The ‘mathematics is a man-made tool’ view suggests that ‘mathematics alone’ may not tell us how the world works. ‘Pure mathematics’ for example did not lead to the discovery that Newton’s theories were wrong; this was revealed by experimental observations that did not fit the theories. New ideas about how the physical world may work were then proposed and mathematically formalized. In other words the new idea(s) arose from creative thinking and mathematical formalizations helped to refine them. Newton in fact invented calculus to formulize his new theories (and make them more precise).
Mathematical formulizations in short might reveal their biggest strengths when they are conceptualized as tools: mathematical redescriptions that lead to a better understanding of physical phenomena, for instance enabling more accurate experimental predictions.

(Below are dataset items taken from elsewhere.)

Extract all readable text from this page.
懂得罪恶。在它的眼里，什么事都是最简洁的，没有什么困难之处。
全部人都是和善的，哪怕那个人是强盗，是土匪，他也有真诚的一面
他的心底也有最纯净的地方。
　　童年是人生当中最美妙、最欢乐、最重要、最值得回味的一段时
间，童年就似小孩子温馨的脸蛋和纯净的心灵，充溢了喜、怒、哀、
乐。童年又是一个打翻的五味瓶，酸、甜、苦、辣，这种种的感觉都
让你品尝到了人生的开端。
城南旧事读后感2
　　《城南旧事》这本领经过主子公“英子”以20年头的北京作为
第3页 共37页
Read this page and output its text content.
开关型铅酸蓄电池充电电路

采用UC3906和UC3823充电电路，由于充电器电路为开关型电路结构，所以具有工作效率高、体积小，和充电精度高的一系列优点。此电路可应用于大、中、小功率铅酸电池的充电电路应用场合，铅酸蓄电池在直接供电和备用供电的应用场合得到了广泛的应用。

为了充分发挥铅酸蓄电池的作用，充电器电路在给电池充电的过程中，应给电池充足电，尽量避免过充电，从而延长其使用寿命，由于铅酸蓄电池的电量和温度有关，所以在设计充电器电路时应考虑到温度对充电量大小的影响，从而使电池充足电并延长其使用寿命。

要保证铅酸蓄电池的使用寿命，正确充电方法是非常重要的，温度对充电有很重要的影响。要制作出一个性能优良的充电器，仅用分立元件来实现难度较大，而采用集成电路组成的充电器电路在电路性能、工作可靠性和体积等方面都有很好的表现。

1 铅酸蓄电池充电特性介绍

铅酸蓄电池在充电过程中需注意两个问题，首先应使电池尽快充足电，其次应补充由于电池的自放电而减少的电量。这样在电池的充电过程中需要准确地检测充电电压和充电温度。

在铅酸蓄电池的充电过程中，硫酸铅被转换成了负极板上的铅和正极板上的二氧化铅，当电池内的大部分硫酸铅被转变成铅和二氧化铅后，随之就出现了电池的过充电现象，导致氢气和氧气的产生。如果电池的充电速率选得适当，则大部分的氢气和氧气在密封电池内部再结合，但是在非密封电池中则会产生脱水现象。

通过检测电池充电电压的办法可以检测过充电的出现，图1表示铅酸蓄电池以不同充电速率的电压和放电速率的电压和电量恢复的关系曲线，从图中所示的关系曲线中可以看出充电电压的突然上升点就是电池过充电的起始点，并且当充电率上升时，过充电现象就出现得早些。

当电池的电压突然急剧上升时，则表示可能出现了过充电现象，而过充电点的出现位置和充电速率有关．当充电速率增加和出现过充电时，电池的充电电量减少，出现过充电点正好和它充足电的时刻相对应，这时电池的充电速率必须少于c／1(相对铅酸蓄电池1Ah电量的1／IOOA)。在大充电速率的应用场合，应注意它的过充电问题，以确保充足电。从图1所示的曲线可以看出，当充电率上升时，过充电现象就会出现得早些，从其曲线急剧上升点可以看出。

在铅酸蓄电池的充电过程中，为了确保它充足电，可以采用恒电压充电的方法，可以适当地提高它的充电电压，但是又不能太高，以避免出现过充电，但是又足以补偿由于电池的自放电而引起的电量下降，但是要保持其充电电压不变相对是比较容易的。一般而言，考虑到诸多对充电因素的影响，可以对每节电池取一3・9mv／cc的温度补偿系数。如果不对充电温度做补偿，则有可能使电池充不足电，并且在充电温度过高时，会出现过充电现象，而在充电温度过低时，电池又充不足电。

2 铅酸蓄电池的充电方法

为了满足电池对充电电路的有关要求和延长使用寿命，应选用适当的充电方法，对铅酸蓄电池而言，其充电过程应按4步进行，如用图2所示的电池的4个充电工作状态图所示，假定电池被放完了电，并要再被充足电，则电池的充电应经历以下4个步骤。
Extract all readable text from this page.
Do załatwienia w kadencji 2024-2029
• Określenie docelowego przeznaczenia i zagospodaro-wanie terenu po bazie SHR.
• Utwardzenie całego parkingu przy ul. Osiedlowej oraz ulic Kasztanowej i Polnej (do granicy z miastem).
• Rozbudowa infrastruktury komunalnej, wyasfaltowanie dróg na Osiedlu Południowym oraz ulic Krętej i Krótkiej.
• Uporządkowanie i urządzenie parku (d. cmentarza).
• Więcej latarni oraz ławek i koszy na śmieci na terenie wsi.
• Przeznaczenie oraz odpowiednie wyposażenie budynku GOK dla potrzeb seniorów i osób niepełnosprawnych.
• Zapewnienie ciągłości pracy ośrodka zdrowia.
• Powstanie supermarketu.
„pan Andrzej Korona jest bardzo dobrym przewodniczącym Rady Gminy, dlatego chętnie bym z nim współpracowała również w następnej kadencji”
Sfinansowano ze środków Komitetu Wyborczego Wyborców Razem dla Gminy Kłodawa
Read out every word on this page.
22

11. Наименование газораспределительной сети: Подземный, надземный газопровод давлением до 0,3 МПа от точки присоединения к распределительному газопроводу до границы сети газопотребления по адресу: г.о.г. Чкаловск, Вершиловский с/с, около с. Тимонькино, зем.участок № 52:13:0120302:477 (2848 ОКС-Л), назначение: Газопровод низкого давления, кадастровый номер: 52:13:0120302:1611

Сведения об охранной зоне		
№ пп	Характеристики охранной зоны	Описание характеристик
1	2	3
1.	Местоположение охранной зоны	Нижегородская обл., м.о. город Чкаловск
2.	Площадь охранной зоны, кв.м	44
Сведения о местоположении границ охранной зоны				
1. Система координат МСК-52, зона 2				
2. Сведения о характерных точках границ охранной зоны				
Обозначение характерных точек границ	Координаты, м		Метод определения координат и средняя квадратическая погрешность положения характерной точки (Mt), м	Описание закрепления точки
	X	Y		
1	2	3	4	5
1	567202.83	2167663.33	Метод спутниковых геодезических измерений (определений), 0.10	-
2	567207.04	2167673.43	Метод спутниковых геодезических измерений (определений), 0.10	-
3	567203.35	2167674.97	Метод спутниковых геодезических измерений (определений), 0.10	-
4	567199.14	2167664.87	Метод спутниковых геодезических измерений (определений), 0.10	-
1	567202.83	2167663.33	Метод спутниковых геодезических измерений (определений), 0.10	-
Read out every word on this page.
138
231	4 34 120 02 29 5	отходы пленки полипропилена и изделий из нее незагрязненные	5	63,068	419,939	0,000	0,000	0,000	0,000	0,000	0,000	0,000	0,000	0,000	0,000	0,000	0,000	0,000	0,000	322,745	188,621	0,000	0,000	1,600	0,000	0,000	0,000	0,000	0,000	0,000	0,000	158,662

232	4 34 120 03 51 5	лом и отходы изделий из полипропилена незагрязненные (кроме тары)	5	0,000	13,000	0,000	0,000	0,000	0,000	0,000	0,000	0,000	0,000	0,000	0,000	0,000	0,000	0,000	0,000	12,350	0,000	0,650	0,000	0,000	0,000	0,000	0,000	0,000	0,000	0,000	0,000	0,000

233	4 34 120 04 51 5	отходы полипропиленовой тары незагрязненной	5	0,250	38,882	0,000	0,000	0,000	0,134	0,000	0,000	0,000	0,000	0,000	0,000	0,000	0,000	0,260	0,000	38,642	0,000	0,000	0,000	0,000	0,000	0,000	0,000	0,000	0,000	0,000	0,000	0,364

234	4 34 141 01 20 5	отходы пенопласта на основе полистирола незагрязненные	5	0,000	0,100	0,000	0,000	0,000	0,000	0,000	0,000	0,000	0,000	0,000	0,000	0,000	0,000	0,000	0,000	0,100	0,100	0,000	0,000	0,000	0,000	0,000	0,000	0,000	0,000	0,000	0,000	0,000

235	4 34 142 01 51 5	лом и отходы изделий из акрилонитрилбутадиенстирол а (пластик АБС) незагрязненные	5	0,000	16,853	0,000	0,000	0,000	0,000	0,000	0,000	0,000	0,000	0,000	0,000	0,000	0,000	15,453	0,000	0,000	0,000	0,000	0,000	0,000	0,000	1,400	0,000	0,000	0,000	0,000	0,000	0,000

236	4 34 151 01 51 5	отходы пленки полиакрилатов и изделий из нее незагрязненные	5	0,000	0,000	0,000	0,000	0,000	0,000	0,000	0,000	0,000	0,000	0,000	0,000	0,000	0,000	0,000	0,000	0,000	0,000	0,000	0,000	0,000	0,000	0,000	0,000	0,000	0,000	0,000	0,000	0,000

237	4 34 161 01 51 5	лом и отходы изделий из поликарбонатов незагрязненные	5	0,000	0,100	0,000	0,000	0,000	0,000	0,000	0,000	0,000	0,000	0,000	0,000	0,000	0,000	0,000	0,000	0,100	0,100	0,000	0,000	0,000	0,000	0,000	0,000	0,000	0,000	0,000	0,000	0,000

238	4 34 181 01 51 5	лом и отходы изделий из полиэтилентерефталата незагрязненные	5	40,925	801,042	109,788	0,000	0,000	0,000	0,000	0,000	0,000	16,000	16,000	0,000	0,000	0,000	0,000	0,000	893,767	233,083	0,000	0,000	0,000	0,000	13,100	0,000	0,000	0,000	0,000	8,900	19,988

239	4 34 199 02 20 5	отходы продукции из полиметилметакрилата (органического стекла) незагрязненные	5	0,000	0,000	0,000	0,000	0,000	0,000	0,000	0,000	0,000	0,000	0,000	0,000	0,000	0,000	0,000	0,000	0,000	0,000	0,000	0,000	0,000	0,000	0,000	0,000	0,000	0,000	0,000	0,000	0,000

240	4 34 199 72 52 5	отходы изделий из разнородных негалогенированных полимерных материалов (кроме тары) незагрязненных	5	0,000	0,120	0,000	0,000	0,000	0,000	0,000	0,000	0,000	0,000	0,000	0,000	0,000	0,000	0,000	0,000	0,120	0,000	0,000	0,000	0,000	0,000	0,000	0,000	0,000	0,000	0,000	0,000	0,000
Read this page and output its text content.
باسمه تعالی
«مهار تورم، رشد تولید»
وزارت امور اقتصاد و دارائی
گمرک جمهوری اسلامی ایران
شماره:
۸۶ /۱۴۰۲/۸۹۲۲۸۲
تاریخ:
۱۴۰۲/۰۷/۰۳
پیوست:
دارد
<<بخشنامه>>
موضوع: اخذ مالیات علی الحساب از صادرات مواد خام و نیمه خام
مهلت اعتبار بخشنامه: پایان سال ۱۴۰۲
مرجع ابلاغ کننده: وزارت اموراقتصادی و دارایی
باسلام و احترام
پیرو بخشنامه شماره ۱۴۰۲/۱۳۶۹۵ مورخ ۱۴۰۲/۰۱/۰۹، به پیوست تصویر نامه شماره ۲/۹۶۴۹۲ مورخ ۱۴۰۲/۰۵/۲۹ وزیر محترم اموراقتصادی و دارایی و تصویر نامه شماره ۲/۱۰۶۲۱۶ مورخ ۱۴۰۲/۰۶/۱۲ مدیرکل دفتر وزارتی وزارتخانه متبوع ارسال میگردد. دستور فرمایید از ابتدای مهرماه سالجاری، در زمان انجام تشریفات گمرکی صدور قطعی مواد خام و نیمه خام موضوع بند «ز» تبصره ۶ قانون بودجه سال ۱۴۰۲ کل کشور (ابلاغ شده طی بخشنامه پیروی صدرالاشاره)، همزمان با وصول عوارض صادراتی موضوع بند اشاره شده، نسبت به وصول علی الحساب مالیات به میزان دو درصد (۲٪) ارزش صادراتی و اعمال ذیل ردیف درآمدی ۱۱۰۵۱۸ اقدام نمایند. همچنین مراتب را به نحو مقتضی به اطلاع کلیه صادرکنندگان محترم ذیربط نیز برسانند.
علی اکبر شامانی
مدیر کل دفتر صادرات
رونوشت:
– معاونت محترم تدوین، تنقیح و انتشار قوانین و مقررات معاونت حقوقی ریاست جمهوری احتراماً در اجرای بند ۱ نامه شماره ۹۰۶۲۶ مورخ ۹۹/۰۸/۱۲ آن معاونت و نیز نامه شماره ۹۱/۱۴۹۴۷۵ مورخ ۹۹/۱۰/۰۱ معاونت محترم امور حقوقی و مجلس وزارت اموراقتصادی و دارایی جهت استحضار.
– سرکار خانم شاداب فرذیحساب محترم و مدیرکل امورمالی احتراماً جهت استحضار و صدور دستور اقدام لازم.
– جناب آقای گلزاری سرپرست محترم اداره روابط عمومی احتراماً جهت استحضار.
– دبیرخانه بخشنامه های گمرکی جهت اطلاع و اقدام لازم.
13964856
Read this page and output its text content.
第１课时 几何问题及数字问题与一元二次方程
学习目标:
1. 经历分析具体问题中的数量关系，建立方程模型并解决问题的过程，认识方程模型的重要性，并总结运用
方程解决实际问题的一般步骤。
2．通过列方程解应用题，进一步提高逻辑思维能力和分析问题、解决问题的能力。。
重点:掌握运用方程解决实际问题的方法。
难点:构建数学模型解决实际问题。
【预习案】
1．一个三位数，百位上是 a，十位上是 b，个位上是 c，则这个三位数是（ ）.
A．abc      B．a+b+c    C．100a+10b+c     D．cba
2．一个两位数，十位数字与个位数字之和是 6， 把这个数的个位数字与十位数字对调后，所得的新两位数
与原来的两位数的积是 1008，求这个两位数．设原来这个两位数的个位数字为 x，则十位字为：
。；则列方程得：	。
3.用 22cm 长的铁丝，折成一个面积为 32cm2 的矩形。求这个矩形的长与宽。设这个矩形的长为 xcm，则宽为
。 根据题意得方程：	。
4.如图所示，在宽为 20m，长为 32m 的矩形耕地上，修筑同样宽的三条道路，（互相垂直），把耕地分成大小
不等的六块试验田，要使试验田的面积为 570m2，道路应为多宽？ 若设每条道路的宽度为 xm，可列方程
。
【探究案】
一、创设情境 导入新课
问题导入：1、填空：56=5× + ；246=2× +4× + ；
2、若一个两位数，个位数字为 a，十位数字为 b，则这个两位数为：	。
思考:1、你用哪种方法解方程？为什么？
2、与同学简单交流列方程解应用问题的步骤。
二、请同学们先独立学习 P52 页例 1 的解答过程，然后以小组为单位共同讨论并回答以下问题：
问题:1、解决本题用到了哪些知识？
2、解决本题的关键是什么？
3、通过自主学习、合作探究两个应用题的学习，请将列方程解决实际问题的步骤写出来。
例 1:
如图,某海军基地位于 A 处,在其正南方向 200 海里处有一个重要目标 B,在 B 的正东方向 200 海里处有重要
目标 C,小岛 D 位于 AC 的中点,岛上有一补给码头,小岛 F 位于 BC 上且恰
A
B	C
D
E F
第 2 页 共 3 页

Indeed, there is little doubt that mathematical formulization has served science well. Precision is arguably the most important strength of mathematical theories: Scientific ideas can be expressed unambiguously. Mathematical equations are precise statements of the presumed state of affairs.
Another strength is that new knowledge and understanding can be increased when modeling complex processes and systems mathematically: The manipulation of abstract statements might reveal some aspects of the predictive mind that may have remained obscure in nonmathematical approaches.
Each of the mathematical theories of prediction discussed in the next chapters comes with its own flavor. They all, for instance, differ in the degree to which they are probabilistic or can be made compatible with probability theory. Connectionist networks, information-theoretic accounts, Bayesian inference, and quantum cognition accounts, however, all have in common that mathematical formulizations are core aspects of the specific approaches to the predictive mind.